McCullum's 'Excessively Prepared' Test Series Mistake May Become The English Team's Bazball Epitaph
Brendon McCullum despised the label Bazball since it was coined, considering it reductive and maybe foreseeing how it might be used as a weapon in the future. Currently, trailing 2-0 in an Test series in Australia that began with high hopes, it has turned into the subject of mockery from Australia.
But the coach has contributed to the problem either. After the gut-wrenching defeat at the Gabba, his claim that, if anything, England were 'over-prepared' before the day-night Test was akin to attempting to extinguish a rubbish fire with gasoline. It could become his epitaph as national coach if results do not take an upturn.
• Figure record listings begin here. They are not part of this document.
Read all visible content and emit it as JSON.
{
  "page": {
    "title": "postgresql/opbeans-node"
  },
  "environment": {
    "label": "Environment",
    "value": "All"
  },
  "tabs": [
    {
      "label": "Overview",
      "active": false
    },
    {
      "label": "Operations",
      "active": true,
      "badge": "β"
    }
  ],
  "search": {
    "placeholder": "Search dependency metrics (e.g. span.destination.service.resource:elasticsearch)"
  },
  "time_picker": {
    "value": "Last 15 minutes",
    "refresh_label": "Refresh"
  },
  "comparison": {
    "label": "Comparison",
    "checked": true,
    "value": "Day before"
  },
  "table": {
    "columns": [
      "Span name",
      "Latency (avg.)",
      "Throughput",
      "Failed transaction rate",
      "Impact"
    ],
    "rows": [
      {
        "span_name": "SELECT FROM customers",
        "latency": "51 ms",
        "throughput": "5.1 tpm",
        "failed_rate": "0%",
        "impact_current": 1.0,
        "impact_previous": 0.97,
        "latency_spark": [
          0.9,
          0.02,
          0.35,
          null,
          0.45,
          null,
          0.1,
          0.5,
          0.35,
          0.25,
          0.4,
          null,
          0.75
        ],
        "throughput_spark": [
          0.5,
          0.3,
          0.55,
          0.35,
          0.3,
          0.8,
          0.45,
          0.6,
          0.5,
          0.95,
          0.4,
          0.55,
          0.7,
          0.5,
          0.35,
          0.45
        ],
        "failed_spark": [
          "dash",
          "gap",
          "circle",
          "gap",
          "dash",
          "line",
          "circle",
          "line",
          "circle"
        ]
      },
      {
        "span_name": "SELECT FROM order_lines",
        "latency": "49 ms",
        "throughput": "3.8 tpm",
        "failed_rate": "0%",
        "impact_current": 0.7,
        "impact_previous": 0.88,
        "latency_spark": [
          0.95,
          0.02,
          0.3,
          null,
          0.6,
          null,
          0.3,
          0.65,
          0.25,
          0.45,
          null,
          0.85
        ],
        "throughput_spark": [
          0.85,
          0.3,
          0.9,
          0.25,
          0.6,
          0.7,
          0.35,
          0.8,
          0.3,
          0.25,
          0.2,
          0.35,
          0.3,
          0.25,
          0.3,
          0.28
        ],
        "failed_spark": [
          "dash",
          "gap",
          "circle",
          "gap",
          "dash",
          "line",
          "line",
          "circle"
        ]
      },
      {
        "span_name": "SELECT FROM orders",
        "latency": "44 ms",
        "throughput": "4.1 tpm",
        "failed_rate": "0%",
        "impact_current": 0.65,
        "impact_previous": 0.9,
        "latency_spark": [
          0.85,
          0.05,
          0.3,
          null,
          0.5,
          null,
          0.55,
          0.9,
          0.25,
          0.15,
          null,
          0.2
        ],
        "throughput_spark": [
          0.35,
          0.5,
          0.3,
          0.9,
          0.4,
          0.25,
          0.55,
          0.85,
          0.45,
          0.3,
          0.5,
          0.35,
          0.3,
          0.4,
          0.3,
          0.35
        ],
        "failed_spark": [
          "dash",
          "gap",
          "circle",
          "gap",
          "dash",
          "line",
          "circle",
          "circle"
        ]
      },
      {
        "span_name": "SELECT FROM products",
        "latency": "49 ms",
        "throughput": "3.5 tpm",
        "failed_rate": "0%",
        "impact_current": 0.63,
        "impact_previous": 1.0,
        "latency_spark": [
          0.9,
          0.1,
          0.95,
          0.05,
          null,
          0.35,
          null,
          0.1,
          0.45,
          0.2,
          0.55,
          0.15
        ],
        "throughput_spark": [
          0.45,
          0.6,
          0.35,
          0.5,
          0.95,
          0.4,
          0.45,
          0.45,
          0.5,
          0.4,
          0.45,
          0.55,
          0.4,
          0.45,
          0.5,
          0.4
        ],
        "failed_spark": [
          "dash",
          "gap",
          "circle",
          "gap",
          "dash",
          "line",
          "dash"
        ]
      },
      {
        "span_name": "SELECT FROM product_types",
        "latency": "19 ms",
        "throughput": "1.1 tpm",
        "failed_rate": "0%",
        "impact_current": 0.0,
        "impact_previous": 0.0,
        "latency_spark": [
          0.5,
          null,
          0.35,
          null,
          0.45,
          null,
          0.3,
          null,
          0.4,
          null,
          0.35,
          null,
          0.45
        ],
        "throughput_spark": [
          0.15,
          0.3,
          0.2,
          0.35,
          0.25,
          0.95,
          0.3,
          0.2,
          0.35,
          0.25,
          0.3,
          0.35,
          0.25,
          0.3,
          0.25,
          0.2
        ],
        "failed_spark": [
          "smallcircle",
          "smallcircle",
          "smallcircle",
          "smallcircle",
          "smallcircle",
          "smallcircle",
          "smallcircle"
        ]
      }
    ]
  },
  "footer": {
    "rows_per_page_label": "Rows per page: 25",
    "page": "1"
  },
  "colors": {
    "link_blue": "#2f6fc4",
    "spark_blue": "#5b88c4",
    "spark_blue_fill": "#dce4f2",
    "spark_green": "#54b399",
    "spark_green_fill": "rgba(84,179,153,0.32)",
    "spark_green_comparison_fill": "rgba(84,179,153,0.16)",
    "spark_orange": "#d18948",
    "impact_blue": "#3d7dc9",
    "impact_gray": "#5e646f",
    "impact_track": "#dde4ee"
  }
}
On one level, you almost have to admire his commitment to the bit. While McCullum says he block out external noise, he must have been acutely aware of an England team often described as freewheeling and lacking preparation.
The reality, as ever, is more nuanced. England enjoy golf just as much during their necessary down time as their opponents and they practice equally hard. Prior to the Gabba Test, they trained for longer, logging five days compared to Australia's three, due to their lack of exposure to the pink ball and the different lighting conditions.
The Question of Readiness and Practice
McCullum's point about being "over-prepared" was that those additional training days were his call – the moment he blinked in his conviction that less is more. It suggested a Test match's worth of mental energy was expended before they even took the field in the cauldron of Australia's fortress. While net practice are a opportunity to refine skills, they can also become a safety blanket; zero consequence work that simply maintains the reactions quick.
Schedules are congested such that warm-up matches against state sides were unavailable (with no guarantee, when you consider England having played three before the 5-0 series loss in 2013-14). More difficult to justify is the disregard of domestic red-ball cricket as a worthwhile exercise more broadly, evidenced by a young player's unproductive season.
Match Deficiencies and Strategic Lack of Evolution
Only playing hardens cricketers for the many situations they encounter, and it is in this area where England have so far been found lacking. It is not only with the batting – harrowing as some of the shot selection has been – but an bowling attack that seems without a spearhead. No bowler has demonstrated the patience or control that the exceptional Australian paceman and his support cast have displayed.
The coach's free-spirit outlook was liberating during its initial year, an excellent, well diagnosed solution to eradicate the torpor that preceded it. The disappointment now stems from how it has apparently failed to move beyond that point – the lack of an upgrade to the original software that has seen form decline to 14 wins and 14 losses from their most recent matches.
Squad Spotlight and Team Dilemmas
One such player is Jamie Smith, a talent, no question, but one who is being mercilessly targeted on both edges and missed two key chances with the gloves. It probably does not help when your opposite number, Alex Carey, has just delivered a masterful performance.
Based on the coach's words in the aftermath, England appear set to persist with Smith in Adelaide. The hope – as is the case – is that a switch to a traditional Test setting triggers his best, with Perth's trampoline surface and the unusual day-night format now out of the way.
The alternative is to enact the plan discovered during the series win in New Zealand last year by moving Ollie Pope down to his preferred position as a busy middle order player, giving him the wicketkeeping duties, and selecting a fresh face at first drop. Bethell made some runs for the Lions over the weekend, or perhaps an all-rounder could fulfil a similar role to Moeen Ali in 2023.
In the end, these changes is perfect, with Australia's better fundamentals having destroyed pre-series optimism and pushed the team's entire approach into the harsh glare of scrutiny.